The knowledge that cancer cells rely on increased glycolysis rather than oxidative phosphorylation for survival is known as “The Warburg Hypothesis” (Warburg, O., Science, 123:309-314 (1956)). This concept constitutes the basis for using glycolysis and its associated enzymes as unique targets for the development of new anticancer therapeutic agents (Shaw, R. J., Curr. Opin. Cell Biol., 18:598-608 (2006); Gatenby, R. A. and Gillies, R. J., J. Biochem. Cell Biol., 39:1358-1366 (2007)). One such agent is 3-bromopyruvate (3-BrPA), a synthetic brominated derivative of pyruvic acid that acts as an irreversible glycolytic inhibitor (Ko et al., Cancer Lett., 173:83-91 (2001); Geschwind et al., Cancer Res., 62:3909-3913 (2002)). Early studies demonstrated that 3-BrPA is able to completely eradicate tumors implanted in rabbit livers when administered directly into the liver by intra-arterial injection, resulting in a significant survival benefit in advanced stages of the disease. The therapeutic dose was found to be to be 1.75 mM in 25 ml of phosphate-buffered saline (PBS), when given as a continuous, 1 hour intra-arterial infusion (Vali et al., J. Vasc. Interv. Radiol., 18:95-101 (2007)). Furthermore, when the animals were treated at a relatively early stage of their cancer, effective local control of the tumor resulted in the achievement of complete remission of the cancer. In addition to its excellent therapeutic profile, intra-arterially delivered 3-BrPA also had a favorable biodistribution profile with a high tumor uptake and no negative effects on healthy tissue (Vali et al., The Journal of Pharmacology and Experimental Therapeutics, 327(1):32-7 (2008)).
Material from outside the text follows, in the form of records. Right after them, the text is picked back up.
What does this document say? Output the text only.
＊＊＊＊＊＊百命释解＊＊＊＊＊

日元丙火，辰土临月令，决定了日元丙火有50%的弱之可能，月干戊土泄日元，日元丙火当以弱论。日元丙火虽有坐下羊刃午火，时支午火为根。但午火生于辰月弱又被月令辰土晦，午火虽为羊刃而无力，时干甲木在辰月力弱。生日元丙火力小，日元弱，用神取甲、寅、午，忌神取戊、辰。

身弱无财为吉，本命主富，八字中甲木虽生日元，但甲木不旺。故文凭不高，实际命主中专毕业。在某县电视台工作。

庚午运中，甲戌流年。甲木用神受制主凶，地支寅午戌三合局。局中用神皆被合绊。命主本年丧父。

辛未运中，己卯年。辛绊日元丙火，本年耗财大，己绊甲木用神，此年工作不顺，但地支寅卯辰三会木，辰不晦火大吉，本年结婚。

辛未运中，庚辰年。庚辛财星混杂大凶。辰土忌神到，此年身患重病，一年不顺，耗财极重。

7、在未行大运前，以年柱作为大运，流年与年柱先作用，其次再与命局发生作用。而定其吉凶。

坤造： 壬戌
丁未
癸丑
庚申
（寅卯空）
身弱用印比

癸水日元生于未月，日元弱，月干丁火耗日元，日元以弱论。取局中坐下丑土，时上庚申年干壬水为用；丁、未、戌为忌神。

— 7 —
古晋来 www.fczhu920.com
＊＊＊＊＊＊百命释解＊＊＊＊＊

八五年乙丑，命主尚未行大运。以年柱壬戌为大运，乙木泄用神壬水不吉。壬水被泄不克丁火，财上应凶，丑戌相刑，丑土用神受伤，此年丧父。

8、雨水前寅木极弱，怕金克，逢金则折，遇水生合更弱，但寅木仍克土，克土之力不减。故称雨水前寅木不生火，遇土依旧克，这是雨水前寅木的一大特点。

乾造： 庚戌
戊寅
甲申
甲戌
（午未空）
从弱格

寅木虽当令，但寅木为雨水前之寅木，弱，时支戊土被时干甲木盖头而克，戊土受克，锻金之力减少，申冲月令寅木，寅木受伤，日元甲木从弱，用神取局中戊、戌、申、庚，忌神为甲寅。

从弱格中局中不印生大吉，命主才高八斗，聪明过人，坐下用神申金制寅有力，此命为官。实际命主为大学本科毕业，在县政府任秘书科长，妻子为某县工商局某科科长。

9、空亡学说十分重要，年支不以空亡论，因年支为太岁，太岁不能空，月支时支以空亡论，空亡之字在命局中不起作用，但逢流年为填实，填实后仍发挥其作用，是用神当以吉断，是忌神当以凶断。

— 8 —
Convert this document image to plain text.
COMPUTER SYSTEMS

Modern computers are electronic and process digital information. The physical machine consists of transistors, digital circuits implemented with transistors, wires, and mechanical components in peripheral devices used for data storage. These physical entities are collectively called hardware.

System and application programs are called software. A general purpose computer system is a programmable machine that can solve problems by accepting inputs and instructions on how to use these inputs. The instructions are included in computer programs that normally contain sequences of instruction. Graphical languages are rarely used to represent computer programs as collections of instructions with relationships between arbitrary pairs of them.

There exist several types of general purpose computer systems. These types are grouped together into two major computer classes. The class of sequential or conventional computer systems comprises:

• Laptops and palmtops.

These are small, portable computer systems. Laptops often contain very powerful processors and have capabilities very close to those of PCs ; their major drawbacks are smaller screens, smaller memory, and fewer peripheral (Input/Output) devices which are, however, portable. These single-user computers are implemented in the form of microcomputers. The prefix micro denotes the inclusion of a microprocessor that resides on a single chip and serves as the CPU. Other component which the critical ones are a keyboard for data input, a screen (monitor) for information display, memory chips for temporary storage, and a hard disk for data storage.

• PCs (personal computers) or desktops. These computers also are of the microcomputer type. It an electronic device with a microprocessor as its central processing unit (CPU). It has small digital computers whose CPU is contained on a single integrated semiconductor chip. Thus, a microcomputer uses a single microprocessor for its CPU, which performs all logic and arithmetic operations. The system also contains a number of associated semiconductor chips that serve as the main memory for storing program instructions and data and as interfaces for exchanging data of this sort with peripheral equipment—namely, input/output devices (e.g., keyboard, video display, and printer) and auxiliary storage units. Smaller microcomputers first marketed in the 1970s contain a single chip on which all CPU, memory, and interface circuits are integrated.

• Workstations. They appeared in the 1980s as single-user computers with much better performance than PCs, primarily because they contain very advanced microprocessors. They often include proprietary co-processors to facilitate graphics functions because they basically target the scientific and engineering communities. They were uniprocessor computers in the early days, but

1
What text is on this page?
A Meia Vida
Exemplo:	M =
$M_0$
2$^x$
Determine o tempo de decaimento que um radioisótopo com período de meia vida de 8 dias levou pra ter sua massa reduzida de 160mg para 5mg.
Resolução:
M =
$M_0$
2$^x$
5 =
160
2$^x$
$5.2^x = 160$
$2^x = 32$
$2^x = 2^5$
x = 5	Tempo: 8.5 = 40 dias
These results highlight that 3-BrPA is a highly promising anti-cancer agent. However, a major limitation for future clinical use of this compound is the fact that the preclinical testing was conducted using a rather uncommon delivery method for anti-cancer agents, i.e. intra-arterially directly into the liver. Because 3-BrPA is a non-specific alkylating agent, it is thought to be a highly toxic compound and it was believed that the intra-arterial approach was required to prevent systemic toxicities (Chang et al., Acad. Radiol., 14(1)85-92 (2007)).
Because intra-arterial administration is a technically challenging method for delivery an anti-cancer agent and is not applicable for every type of cancer, other 3-BrPA delivery methods are greatly desired.